Tuesday, March 14, 2017

Serving in Mongolia as a (Married) Couple

Quick Tips
1.       Share the adventure of a lifetime with someone you love
2.       PC challenges are often easier with two people
3.       Never feel lonely or isolated
4.       Time together away from demands of American life
5.       Long winter of living in close quarters together
1.       Isolation from Mongolians because you are a family
2.       Language can be more challenging to learn
3.       Couples are separated during PST
4.       Long winter of living in close quarters together

I think we've gotten accustomed to not smiling at the camera like Mongolians.

I was recently perusing a number of PCV married couple blogs and realized that almost all of them had a post dedicated to serving as a married couple. So while that has been the unofficial theme of our entire blog, this post is meant to be helpful for prospective volunteers and to provide a look into the challenges and benefits married couples face in Mongolia.

Sally and I went to a PC informational event in our freshmen year of college. We listened to a return PCV’s experience and adventures in the country of Georgia and were completely captivated about doing PC together. At the time the policy in place was that couples could serve if they had been married for one year prior to departure.

Sally and I set out to make our dream a reality. We finished college, took a few years to work in Birmingham, got married, and eventually after years of working toward a goal, departed for Mongolia in 2015. Since our departure to Mongolia, PC has changed its policy toward couples. Now any couple is allowed to apply to participate in PC; it doesn’t matter how long they have been together, their sexuality, or if they are married or not. This change of policy is an attempt by PC to be more open minded; however non-traditional couples are still limited as to which countries they can apply for because many developing nations, including Mongolia, have not yet accepted modern interpretations on relationships.

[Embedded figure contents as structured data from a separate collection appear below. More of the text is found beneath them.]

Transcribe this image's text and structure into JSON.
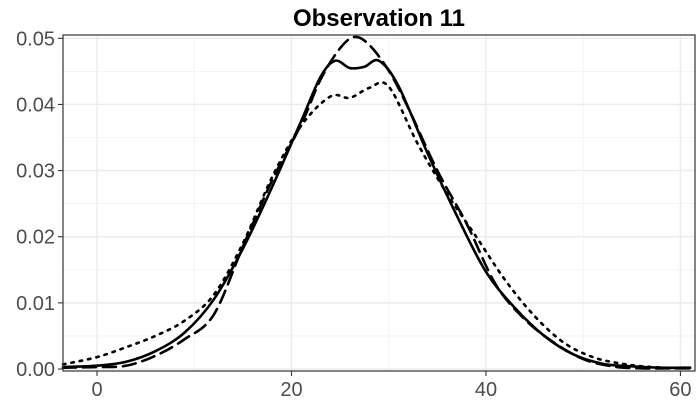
{
  "chart_data": {
    "type": "line",
    "title": "Observation 11",
    "xlabel": "",
    "ylabel": "",
    "xlim": [
      -3.5,
      61.5
    ],
    "ylim": [
      -0.0003,
      0.0505
    ],
    "x_ticks": [
      0,
      20,
      40,
      60
    ],
    "y_ticks": [
      0.0,
      0.01,
      0.02,
      0.03,
      0.04,
      0.05
    ],
    "y_tick_labels": [
      "0.00",
      "0.01",
      "0.02",
      "0.03",
      "0.04",
      "0.05"
    ],
    "grid": true,
    "series": [
      {
        "line_style": "solid",
        "x": [
          -3.5,
          0,
          3,
          6,
          9,
          12,
          15,
          18,
          21,
          23,
          24.5,
          26,
          27.5,
          29,
          31,
          34,
          37,
          40,
          43,
          46,
          49,
          52,
          55,
          58,
          61
        ],
        "y": [
          0.0003,
          0.0005,
          0.0011,
          0.0027,
          0.0055,
          0.0105,
          0.0182,
          0.0275,
          0.0375,
          0.0442,
          0.0466,
          0.0455,
          0.0457,
          0.0466,
          0.0428,
          0.0326,
          0.0232,
          0.0147,
          0.0092,
          0.005,
          0.0022,
          0.0008,
          0.0004,
          0.0002,
          0.0002
        ]
      },
      {
        "line_style": "dashed",
        "x": [
          -3.5,
          0,
          3,
          6,
          9,
          12,
          15,
          18,
          21,
          23,
          25,
          26.5,
          28,
          30,
          32,
          35,
          38,
          41,
          44,
          47,
          50,
          53,
          56,
          59,
          61
        ],
        "y": [
          0.0002,
          0.0003,
          0.0005,
          0.002,
          0.0045,
          0.0082,
          0.0185,
          0.0285,
          0.037,
          0.0438,
          0.0485,
          0.0502,
          0.049,
          0.0451,
          0.0395,
          0.03,
          0.022,
          0.0128,
          0.0075,
          0.004,
          0.0015,
          0.0004,
          0.0001,
          0.0001,
          0.0001
        ]
      },
      {
        "line_style": "dotted",
        "x": [
          -3.5,
          0,
          3,
          6,
          9,
          12,
          15,
          18,
          21,
          24,
          26,
          28,
          30,
          33,
          36,
          39,
          42,
          45,
          48,
          51,
          54,
          57,
          61
        ],
        "y": [
          0.0007,
          0.0018,
          0.0033,
          0.005,
          0.0073,
          0.0112,
          0.019,
          0.029,
          0.0368,
          0.0412,
          0.041,
          0.0425,
          0.0427,
          0.034,
          0.0265,
          0.02,
          0.0134,
          0.008,
          0.004,
          0.0018,
          0.0008,
          0.0003,
          0.0001
        ]
      }
    ]
  }
}
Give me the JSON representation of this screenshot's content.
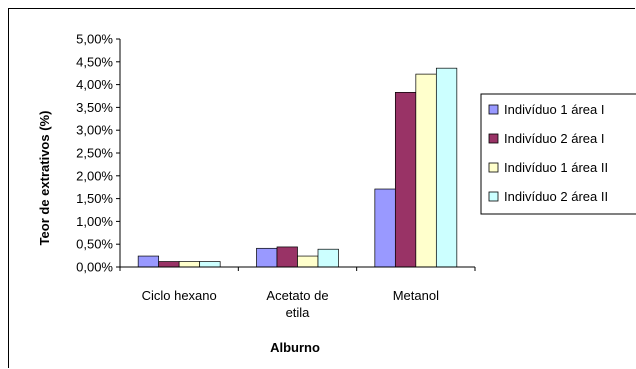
{
  "chart_data": {
    "type": "bar",
    "title": "",
    "xlabel": "Alburno",
    "ylabel": "Teor de extrativos (%)",
    "ylim": [
      0,
      5
    ],
    "yticks": [
      "0,00%",
      "0,50%",
      "1,00%",
      "1,50%",
      "2,00%",
      "2,50%",
      "3,00%",
      "3,50%",
      "4,00%",
      "4,50%",
      "5,00%"
    ],
    "categories": [
      "Ciclo hexano",
      "Acetato de etila",
      "Metanol"
    ],
    "series": [
      {
        "name": "Indivíduo 1 área I",
        "color": "#9999ff",
        "values": [
          0.24,
          0.41,
          1.71
        ]
      },
      {
        "name": "Indivíduo 2  área I",
        "color": "#993366",
        "values": [
          0.12,
          0.44,
          3.83
        ]
      },
      {
        "name": "Indivíduo 1 área II",
        "color": "#ffffcc",
        "values": [
          0.12,
          0.24,
          4.23
        ]
      },
      {
        "name": "Indivíduo 2 área II",
        "color": "#ccffff",
        "values": [
          0.12,
          0.39,
          4.36
        ]
      }
    ],
    "grid": false,
    "legend_position": "right"
  }
}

For Sally and I, PC service is the accumulation of mutual dreams and hard work.  We love the opportunity to share this journey and adventure with each other. In many ways our service has been easier than other volunteers because of this. We do not deal with isolation and loneliness because we have each other. Sally and I have also been together for a long time. Our past experience and the reliable fixture we have become in each other’s lives makes smaller challenges of service easy for us. 
Our mutual desire to accomplish PC is a huge factor for us in combating the challenges and disappointments of PC.  Often couples in PC end up terminating their service because one person really wanted to do PC and the other was only partially invested. In these cases PC service can put enormous strain on a relationship.  If there is any advice I can offer to future couples, it is that it is vital to your relationship that the choice to do PC be a mutual desire and dream.  This is not to say that the reluctant partner will forever or always remain reluctant. Many couples that are riding on one person’s dream end up growing together and sharing the experience, but to embark on two years of isolation from your country and family is really something that both people should be invested in. To do it on one person’s dream means that the relationship must face an incredible challenge, one that could make the couple stronger or could lead to resentment and fracture.

Setting aside that spiel, Sally and I have found that there is a cultural difference in the way a PCV is treated by Mongolians when they are single verses when they are married. Mongolians are extremely family oriented. This meant that during the transition period of being new at sight at the beginning of our service, Sally and I were often left alone because Mongolians saw us as a family and figured we did not need anything else. This isolation was nice after the rigors of Pre-Service Training, but it also meant that it was hard for us to reach a point of integration into our sites.  A volunteer who arrives at a new sight by themselves in Mongolia is often overwhelmed by helpful neighbors and coworkers who are amazed that someone would be living alone and take pity on the lonely American. This of course varies from site to site, but there is a clear cultural difference between single volunteers and couples.

A second challenge to PC service in Mongolia is overcoming the language barrier. As a couple, this can be even more difficult because you are rarely completely isolated from other Americans. This of course varies from site to site, but there is usually a clear difference between a single volunteer who is isolated in a small village vs volunteers who are always around other Americans. Mongolian can be especially challenging as a language because it is so removed form English in sounds, words, and characters.

 PC Mongolia still separates couples into separate host families during Pre-Service Training. (Check out post from the summer of 2015) The reason they do this is because it is believed that this allows couples to integrate better and to learn the language better. The practice of separation during the first few months of service is common in a number of PC countries around the world. During PST in Mongolia, couples are allowed three weekend visits to spend time with each other. This means that a strategic couple never goes more than 3 or 4 weeks without seeing each other. Another factor that makes this separation easier is that all volunteers are issued cell phones with unlimited calling among similar carriers. So couples are still able to communicate via phone and text during PST.  Even with all of this PST was the single most difficult time of our service. The separation was mostly frustrating. 

For us, the benefits of doing PC together far outweigh the challenges.  This experience has been an incredible growing experience and it is wonderful to share it together.